Advertisement

U.N. Broadens Peacekeepers’ Authority to Maintain Order in Kosovo

Share
From Times Wire Services

Plagued by near-daily attacks on international peacekeepers, U.N. officials announced new regulations Friday allowing the troops to detain or remove anyone deemed disruptive of the peace in Kosovo.

International officials said Friday that both Russian and German soldiers had come under fire in the past 24 hours.

A sniper bullet hit a Russian soldier in the shoulder Thursday while he was on guard duty near Gnjilane in southeastern Kosovo, NATO officials said. German peacekeepers came under machine-gun fire that day, but there were no casualties, the German Defense Ministry said Friday.

Advertisement

The U.N. mission to Kosovo announced the new regulations in an attempt to curb such attacks, as well as rampant crime and violence pitting Kosovo’s ethnic Albanians against its dwindling Serbian population. The new regulations authorize peacekeepers and U.N. police to detain or remove anyone at any time, if such a move is deemed in the interest of maintaining order.

The regulations also will allow peacekeepers to expel people from the province, U.N. legal officials said.

More than 35,000 NATO-led troops are providing security in Kosovo, and a 3,100-member U.N. police force is being set up, along with a training school to establish a local police force.

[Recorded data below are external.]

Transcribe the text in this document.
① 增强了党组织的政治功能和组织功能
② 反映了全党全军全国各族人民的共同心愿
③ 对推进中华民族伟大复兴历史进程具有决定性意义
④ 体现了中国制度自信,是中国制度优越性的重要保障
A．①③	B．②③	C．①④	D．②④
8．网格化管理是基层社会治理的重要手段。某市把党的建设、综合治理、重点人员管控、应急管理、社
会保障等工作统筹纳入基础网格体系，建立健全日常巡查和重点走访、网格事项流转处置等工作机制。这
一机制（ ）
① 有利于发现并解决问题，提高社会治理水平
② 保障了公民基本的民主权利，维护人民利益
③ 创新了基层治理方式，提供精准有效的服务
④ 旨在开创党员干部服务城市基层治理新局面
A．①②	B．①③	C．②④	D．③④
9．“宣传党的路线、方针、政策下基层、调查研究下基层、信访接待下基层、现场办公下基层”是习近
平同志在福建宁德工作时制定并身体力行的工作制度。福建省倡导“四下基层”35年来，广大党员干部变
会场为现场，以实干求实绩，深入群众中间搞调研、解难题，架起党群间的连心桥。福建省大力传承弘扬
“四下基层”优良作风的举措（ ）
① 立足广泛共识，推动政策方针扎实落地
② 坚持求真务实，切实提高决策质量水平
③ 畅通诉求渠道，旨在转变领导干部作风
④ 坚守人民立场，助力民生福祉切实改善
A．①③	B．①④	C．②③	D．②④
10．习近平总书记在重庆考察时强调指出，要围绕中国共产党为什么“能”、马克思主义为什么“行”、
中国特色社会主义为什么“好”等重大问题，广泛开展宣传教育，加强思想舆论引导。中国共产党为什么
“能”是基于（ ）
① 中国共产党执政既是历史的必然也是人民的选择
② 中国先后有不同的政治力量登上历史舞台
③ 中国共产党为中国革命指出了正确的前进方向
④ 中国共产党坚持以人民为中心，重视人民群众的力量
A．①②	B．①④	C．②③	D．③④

U.S. Army Gen. Wesley K. Clark, the North Atlantic Treaty Organization’s supreme commander in Europe, condemned the violence, particularly attacks on Serbs, at a news conference Friday in Pristina, the provincial capital.

“The violence has to stop,” he said, after separate meetings with Serbian Orthodox Bishop Artemije, ethnic Albanian leader Ibrahim Rugova and rebel Kosovo Liberation Army commander Gen. Agim Ceku.

“We know there are a lot of hard feelings among the people living here,” Clark said. “We’ve got to take the heat out of this.”

Advertisement

Also Friday, Albanian Prime Minister Pandeli Majko visited Kosovo, the first trip by an Albanian government leader to the province since the creation of Albania in 1912.

Although Kosovo has long had an ethnic Albanian majority and borders on Albania, Serbian domination of the province over much of the past century thwarted visits by Albanian government leaders.

Albania, Europe’s poorest country, took in about 480,000 Kosovo refugees driven from their homes by Serbian forces. Most have since returned home.

Majko said recently that the refugee crisis had helped Albanians on both sides of the now open border get to know each other.

Majko, at 31 Europe’s youngest prime minister, was scheduled to meet with Rugova and KLA political leader Hashim Thaci.

Rugova, a rival of Thaci, told reporters earlier in the day that his Democratic League of Kosovo party, known as the LDK, was prepared to work with Thaci.

Advertisement

Last month, the LDK refused to take part in an interethnic transitional council, claiming that its representation was not equal to that of Thaci and his backers.